20230616 Learning to simulate

One of the papers that I like the most on this journey of getting nets to simulate stuff is this one. The results are kinda cool but more importantly the code and data is available. I tried for many hours but could not get the code to run on the gpu. Too many tensorflow and driver compatibility problems as the code used an old version of tensorflow. Not a problem. I shall simply reimplement it myself in pytorch. Something something education!

Exploring the dataset

I first downloaded the WaterDrop dataset. It’s a could of gigs. Let’s take a look at the statistics of the particle positions, vels, and accelerations for a single example: Compare this to the statistics here and it actually looks basically the same. Maybe the n body problem is actually pretty representative after all…

Single trajectory

As a first order of business let’s train a model on a single trajectory with the simplest possible model:

class WaterManual(torch.nn.Module):
 
    def __init__(self, num_features: int):
        super().__init__()
        self.hidden_size = int(num_features * 2)
        self.input_conv = Linear(num_features, self.hidden_size)
 
        self.hidden_conv1 = Linear(self.hidden_size, self.hidden_size)
        self.hidden_conv2 = Linear(self.hidden_size, self.hidden_size)
        self.output_conv = Linear(self.hidden_size, num_features) 
 
        # pytorch leaky rely activation:
        self.act = LeakyReLU()
 
 
    def forward(self, x):
        if x.ndim == 2:
            x = x.unsqueeze(0) # batch size 1
        orig_shape = x.shape
 
        x = x.reshape([x.shape[0], -1])   # Flatten input features
 
        x = self.input_conv(x)
        x = self.act(self.hidden_conv1(x))
        x = self.act(self.hidden_conv2(x))
        x = self.output_conv(x)
 
        x = x.reshape(orig_shape)
        return x.squeeze()

A basic MLP with two hidden layers.
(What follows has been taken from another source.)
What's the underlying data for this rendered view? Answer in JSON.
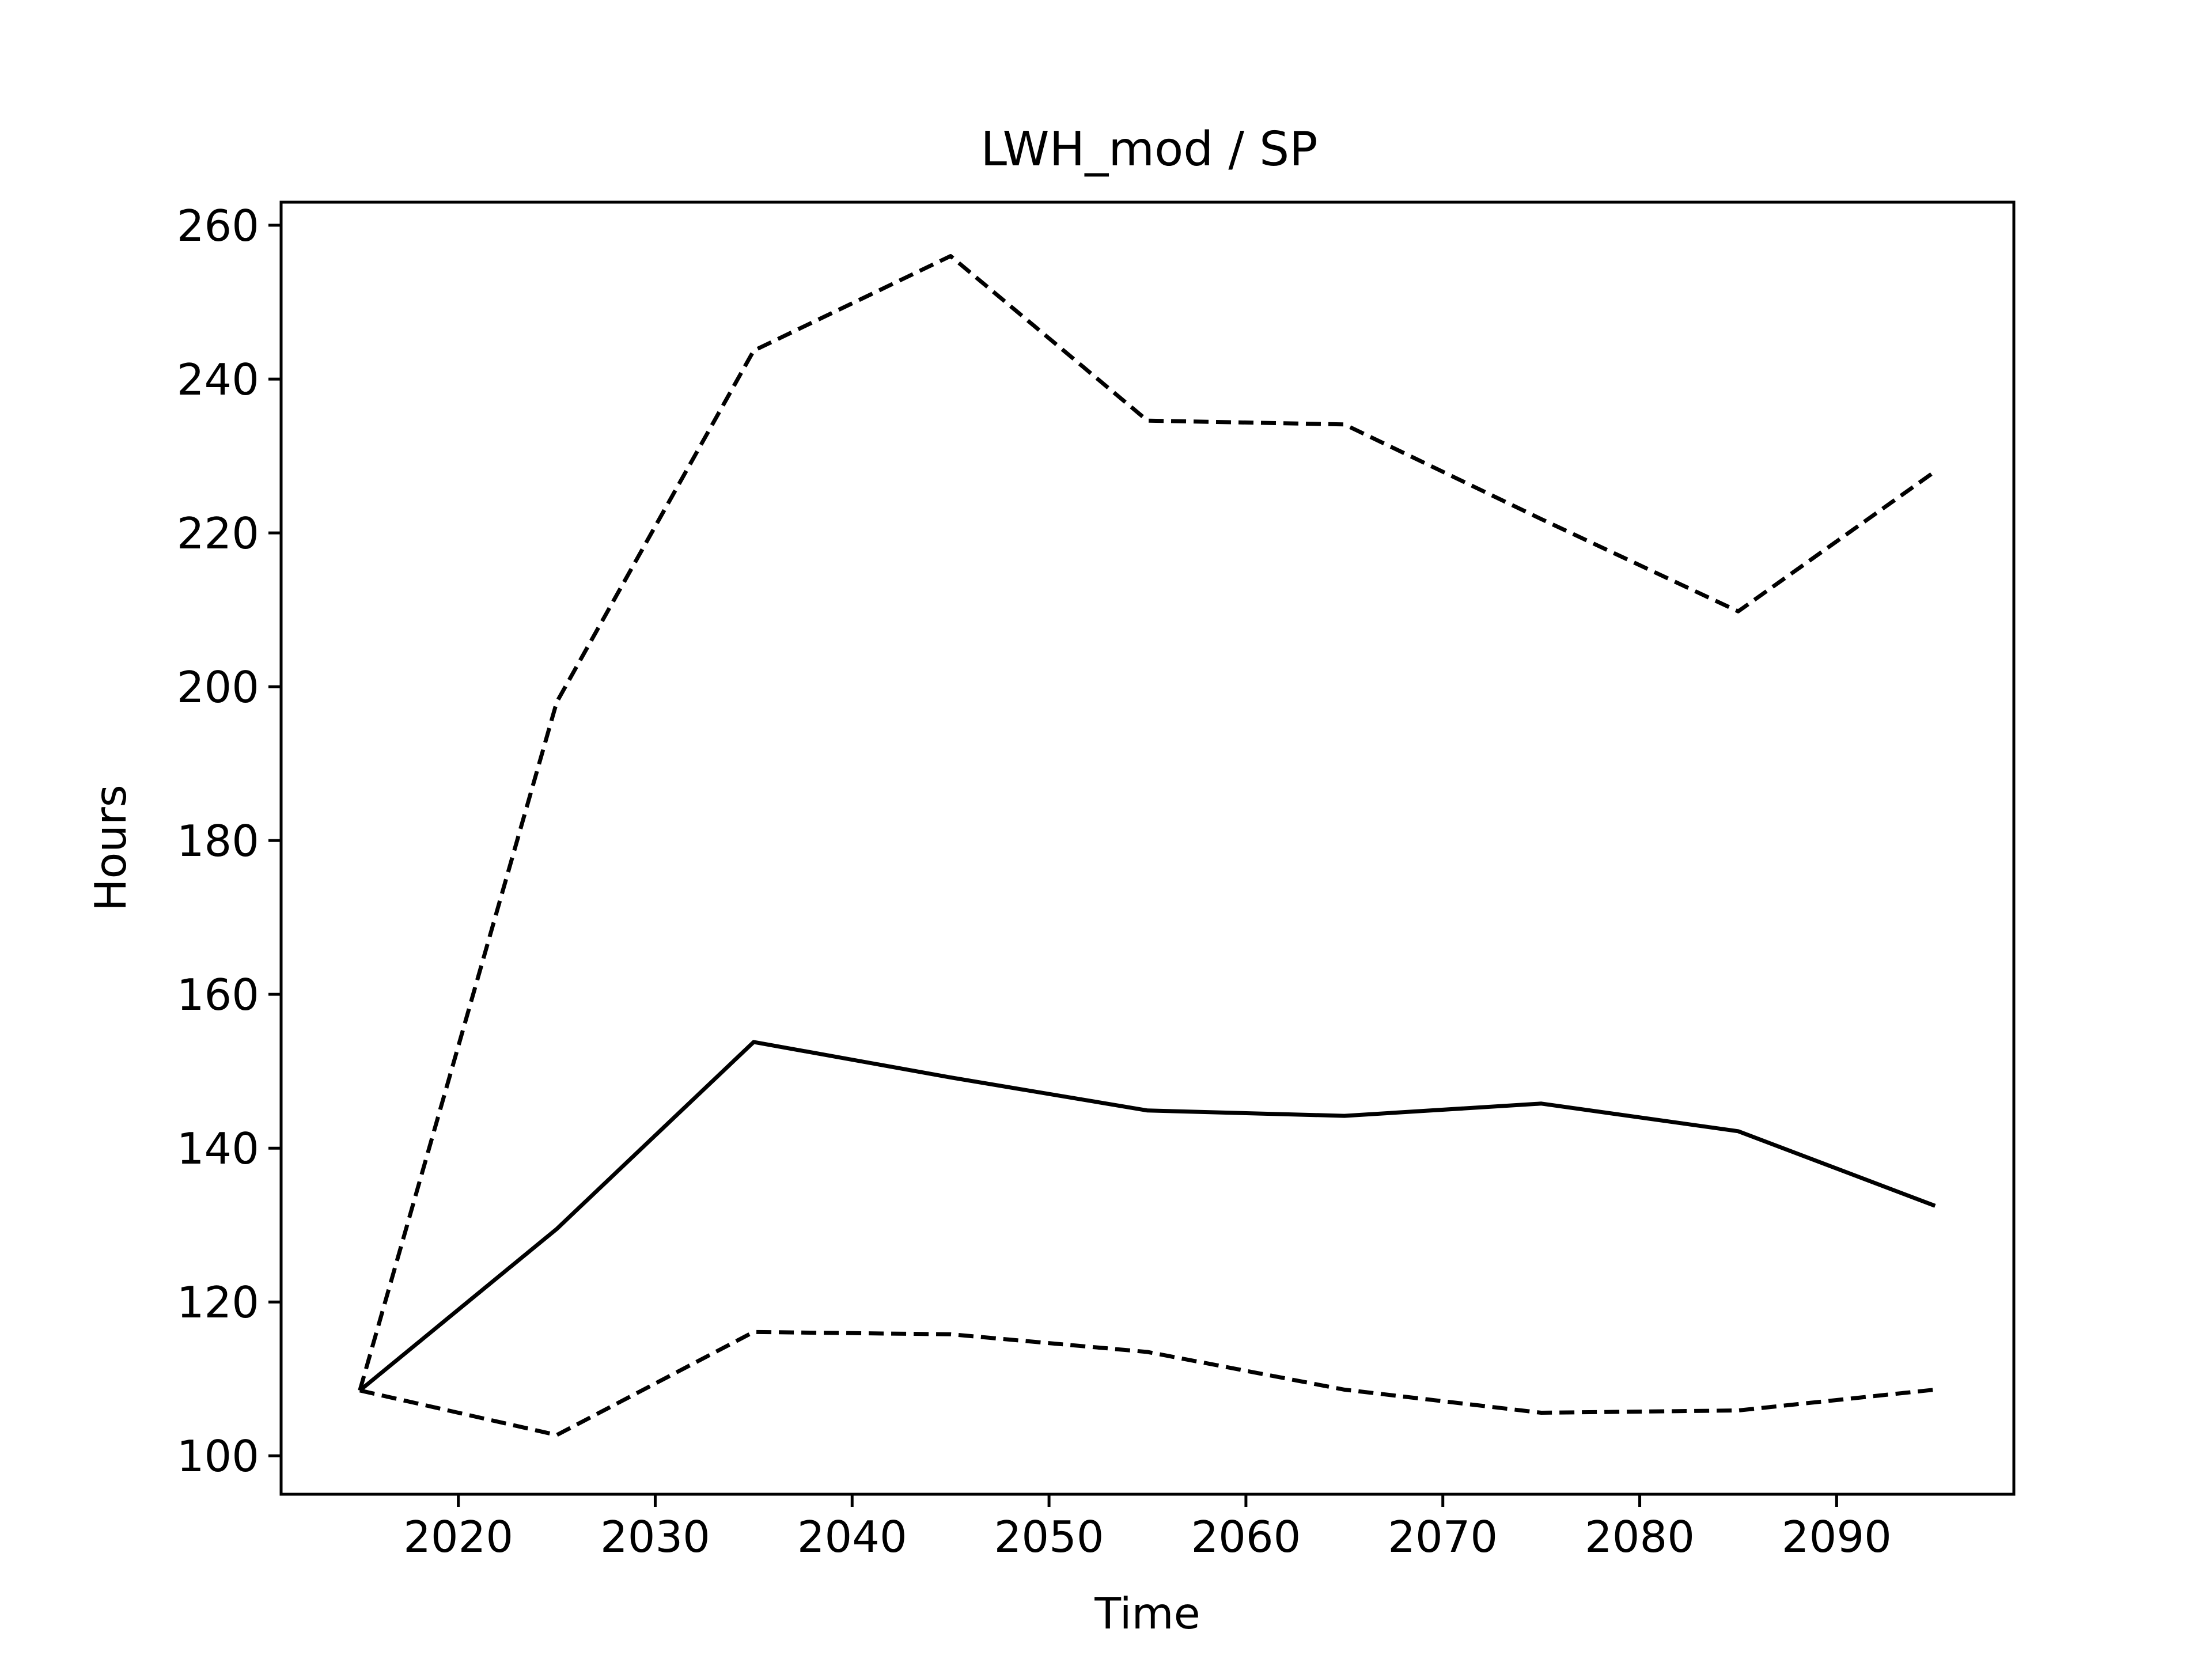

The examples in the dataset all have different sizes but this isn’t a problem for this contrived and overfit example.

Training

Here is the result of training on a single trajectory with two hidden layers: Absolutely textbook. And here is what it looks like when the model does projection: I am stunned. The model was trained to predict the positions at t+1 from time t but here I made the model predict all 1000 sequential steps in succession, so the divergence here is the accumulated error. This is an astoundingly easy problem compared to what I was dealing with before.

Losses between timesteps:

Just for comparison here is what happens when you diff adjacent timesteps and plot the mean squared error for the first 1000 datasets: So a model that has a mse of 1e-7 is doing ok, but could be better. We can see that there is quite a bit lower error in the y axis. This is a dataset of drops of water falling down so I assume that this is just the drop being close to stationary at the start.